A hybrid model for fusion at deep sub-barrier energies

Abstract

A hybrid model where the tunneling probability is estimated based on both sudden and adiabatic approaches has been proposed to understand the heavy ion fusion phenomena at deep sub-barrier energies. It is shown that under certain approximations, it amounts to tunneling through two barriers: one while overcoming the normal Coulomb barrier (which is of sudden nature) along the radial direction until the repulsive core is reached and thereafter through an adiabatic barrier along the neck degree of freedom while making transition from a di-nuclear to a mono-nuclear regime through shape relaxation.

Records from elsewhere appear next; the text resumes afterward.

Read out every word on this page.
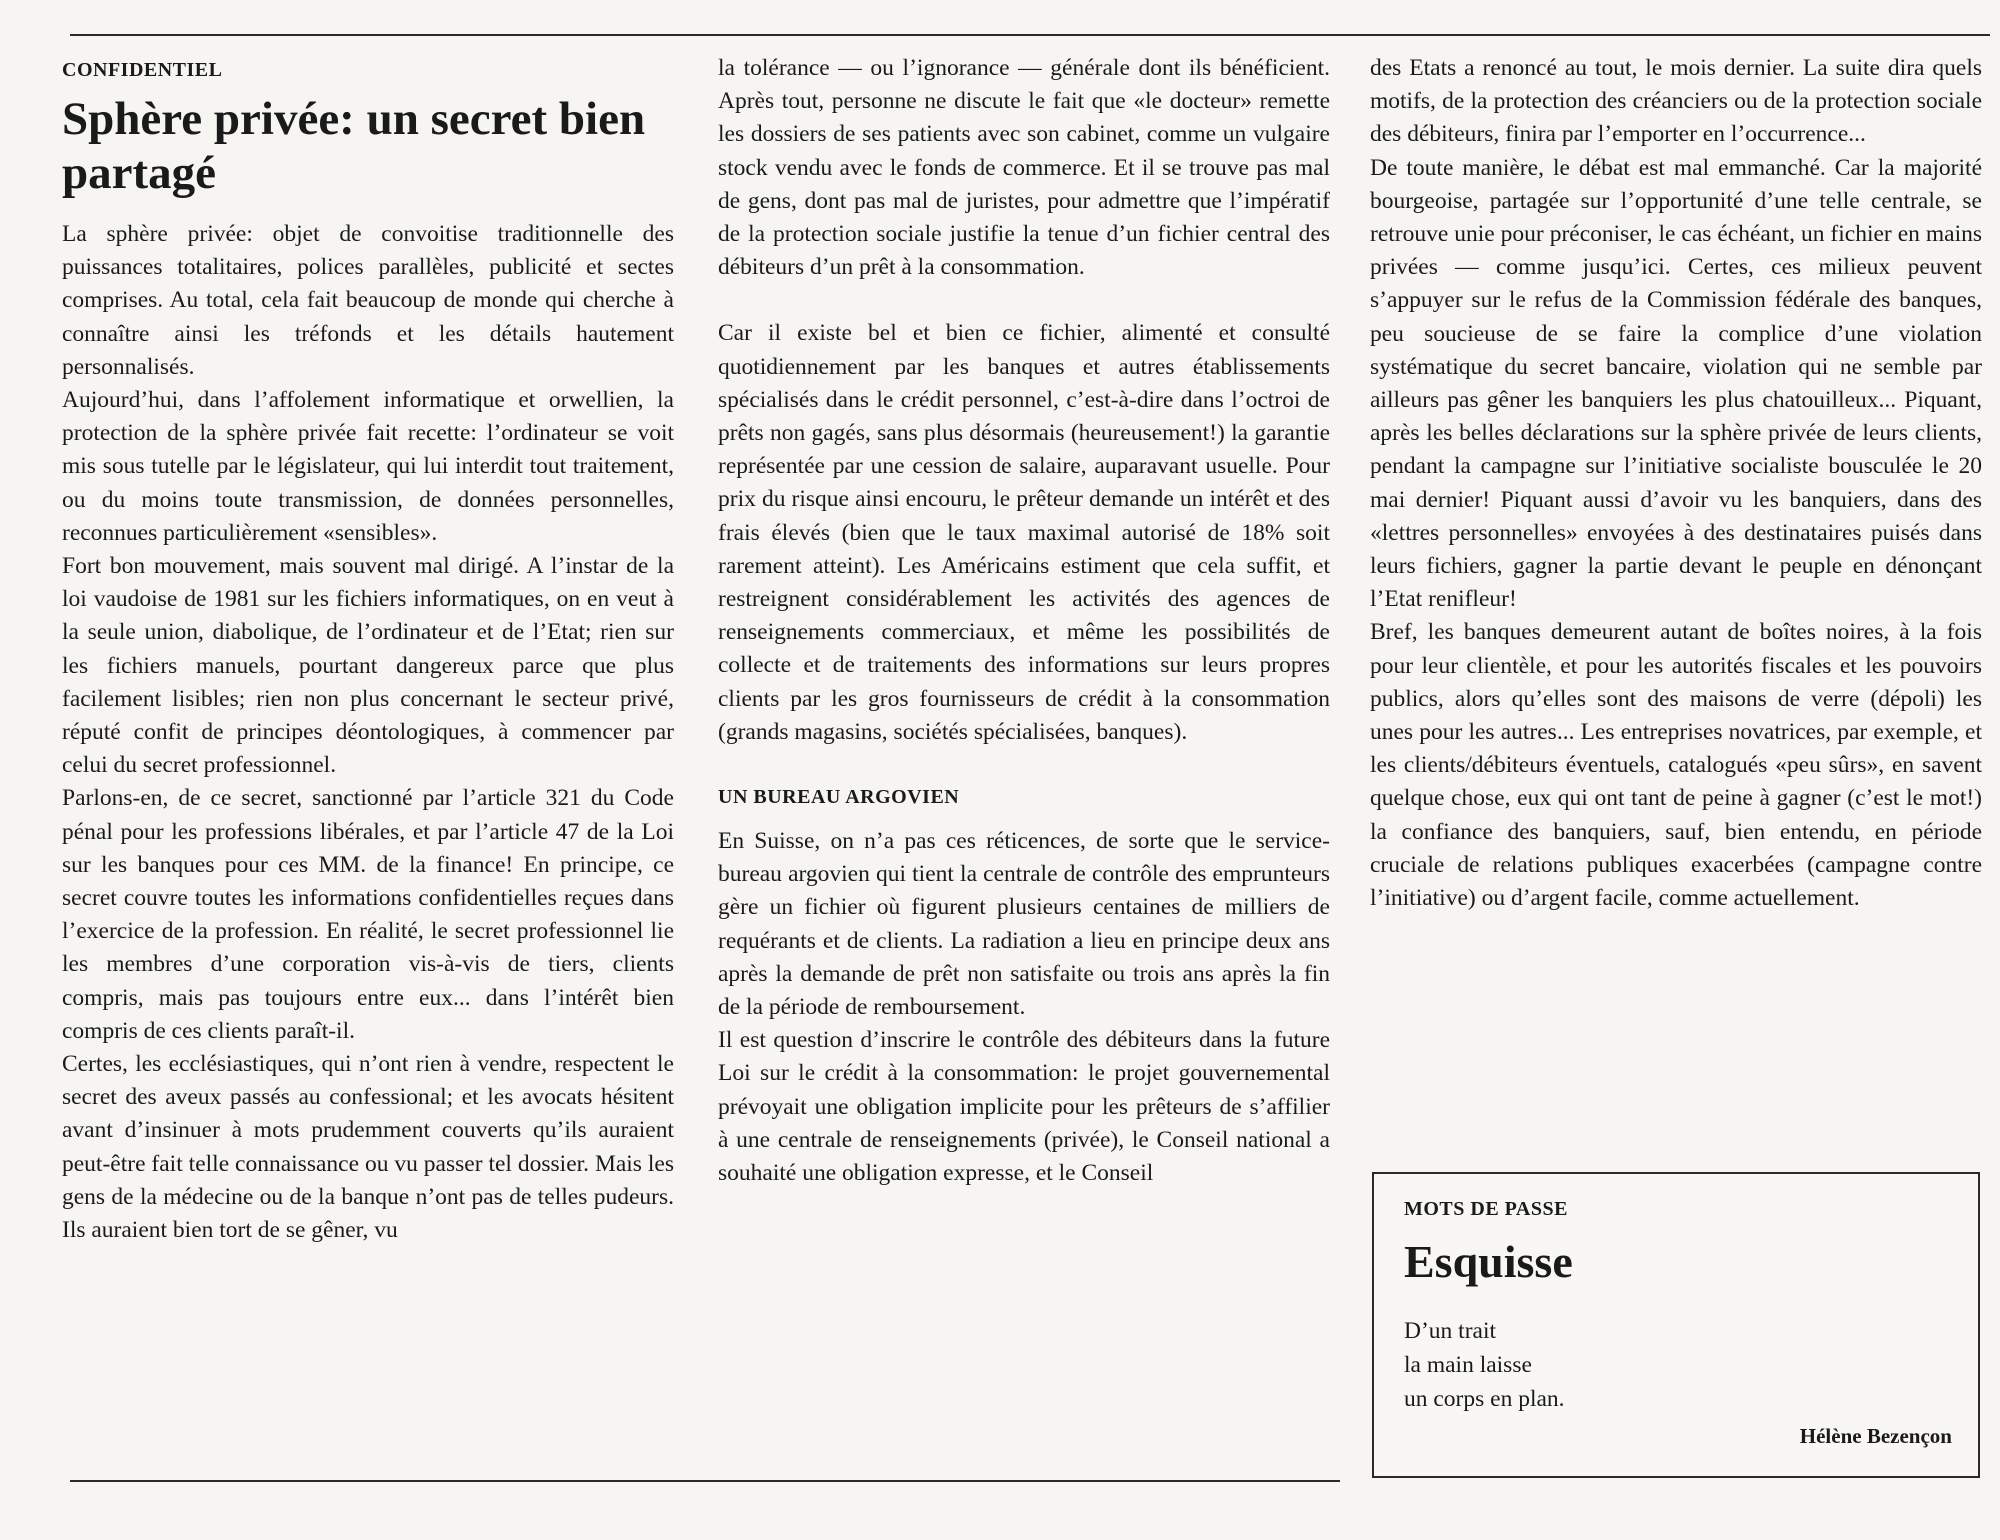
CONFIDENTIEL
Sphère privée: un secret bien partagé

La sphère privée: objet de convoitise traditionnelle des puissances totalitaires, polices parallèles, publicité et sectes comprises. Au total, cela fait beaucoup de monde qui cherche à connaître ainsi les tréfonds et les détails hautement personnalisés.

Aujourd’hui, dans l’affolement informatique et orwellien, la protection de la sphère privée fait recette: l’ordinateur se voit mis sous tutelle par le législateur, qui lui interdit tout traitement, ou du moins toute transmission, de données personnelles, reconnues particulièrement «sensibles».

Fort bon mouvement, mais souvent mal dirigé. A l’instar de la loi vaudoise de 1981 sur les fichiers informatiques, on en veut à la seule union, diabolique, de l’ordinateur et de l’Etat; rien sur les fichiers manuels, pourtant dangereux parce que plus facilement lisibles; rien non plus concernant le secteur privé, réputé confit de principes déontologiques, à commencer par celui du secret professionnel.

Parlons-en, de ce secret, sanctionné par l’article 321 du Code pénal pour les professions libérales, et par l’article 47 de la Loi sur les banques pour ces MM. de la finance! En principe, ce secret couvre toutes les informations confidentielles reçues dans l’exercice de la profession. En réalité, le secret professionnel lie les membres d’une corporation vis-à-vis de tiers, clients compris, mais pas toujours entre eux... dans l’intérêt bien compris de ces clients paraît-il.

Certes, les ecclésiastiques, qui n’ont rien à vendre, respectent le secret des aveux passés au confessional; et les avocats hésitent avant d’insinuer à mots prudemment couverts qu’ils auraient peut-être fait telle connaissance ou vu passer tel dossier. Mais les gens de la médecine ou de la banque n’ont pas de telles pudeurs. Ils auraient bien tort de se gêner, vu

la tolérance — ou l’ignorance — générale dont ils bénéficient. Après tout, personne ne discute le fait que «le docteur» remette les dossiers de ses patients avec son cabinet, comme un vulgaire stock vendu avec le fonds de commerce. Et il se trouve pas mal de gens, dont pas mal de juristes, pour admettre que l’impératif de la protection sociale justifie la tenue d’un fichier central des débiteurs d’un prêt à la consommation.

Car il existe bel et bien ce fichier, alimenté et consulté quotidiennement par les banques et autres établissements spécialisés dans le crédit personnel, c’est-à-dire dans l’octroi de prêts non gagés, sans plus désormais (heureusement!) la garantie représentée par une cession de salaire, auparavant usuelle. Pour prix du risque ainsi encouru, le prêteur demande un intérêt et des frais élevés (bien que le taux maximal autorisé de 18% soit rarement atteint). Les Américains estiment que cela suffit, et restreignent considérablement les activités des agences de renseignements commerciaux, et même les possibilités de collecte et de traitements des informations sur leurs propres clients par les gros fournisseurs de crédit à la consommation (grands magasins, sociétés spécialisées, banques).

UN BUREAU ARGOVIEN

En Suisse, on n’a pas ces réticences, de sorte que le service-bureau argovien qui tient la centrale de contrôle des emprunteurs gère un fichier où figurent plusieurs centaines de milliers de requérants et de clients. La radiation a lieu en principe deux ans après la demande de prêt non satisfaite ou trois ans après la fin de la période de remboursement.

Il est question d’inscrire le contrôle des débiteurs dans la future Loi sur le crédit à la consommation: le projet gouvernemental prévoyait une obligation implicite pour les prêteurs de s’affilier à une centrale de renseignements (privée), le Conseil national a souhaité une obligation expresse, et le Conseil

des Etats a renoncé au tout, le mois dernier. La suite dira quels motifs, de la protection des créanciers ou de la protection sociale des débiteurs, finira par l’emporter en l’occurrence...

De toute manière, le débat est mal emmanché. Car la majorité bourgeoise, partagée sur l’opportunité d’une telle centrale, se retrouve unie pour préconiser, le cas échéant, un fichier en mains privées — comme jusqu’ici. Certes, ces milieux peuvent s’appuyer sur le refus de la Commission fédérale des banques, peu soucieuse de se faire la complice d’une violation systématique du secret bancaire, violation qui ne semble par ailleurs pas gêner les banquiers les plus chatouilleux... Piquant, après les belles déclarations sur la sphère privée de leurs clients, pendant la campagne sur l’initiative socialiste bousculée le 20 mai dernier! Piquant aussi d’avoir vu les banquiers, dans des «lettres personnelles» envoyées à des destinataires puisés dans leurs fichiers, gagner la partie devant le peuple en dénonçant l’Etat renifleur!

Bref, les banques demeurent autant de boîtes noires, à la fois pour leur clientèle, et pour les autorités fiscales et les pouvoirs publics, alors qu’elles sont des maisons de verre (dépoli) les unes pour les autres... Les entreprises novatrices, par exemple, et les clients/débiteurs éventuels, catalogués «peu sûrs», en savent quelque chose, eux qui ont tant de peine à gagner (c’est le mot!) la confiance des banquiers, sauf, bien entendu, en période cruciale de relations publiques exacerbées (campagne contre l’initiative) ou d’argent facile, comme actuellement.

MOTS DE PASSE
Esquisse
D’un trait
la main laisse
un corps en plan.
Hélène Bezençon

A general feature of this hybrid model is a steep fall-off of the fusion cross section, sharp increase of logarithmic derivative L(E) with decreasing energy and the astrophysical S-factor showing a maxima at deep sub-barrier energies particularly for near symmetric systems. The model can explain the experimental fusion measurements for several systems ranging from near symmetric systems like 58Ni+64Ni, 58Ni+58Ni and 58Ni+69Y to asymmetric one like 16O+208Pb where the experimental findings are very surprising. Since the second tunneling is along the neck co-ordinate, it is further conjectured that deep sub-barrier fusion supression may not be observed for the fusion of highly asymmetric projectile target combinations where adiabatic transition occurs automatically without any hindrance. The recent deep sub-barrier fusion cross section measurements of 6Li+198Pt system supports this conjecture.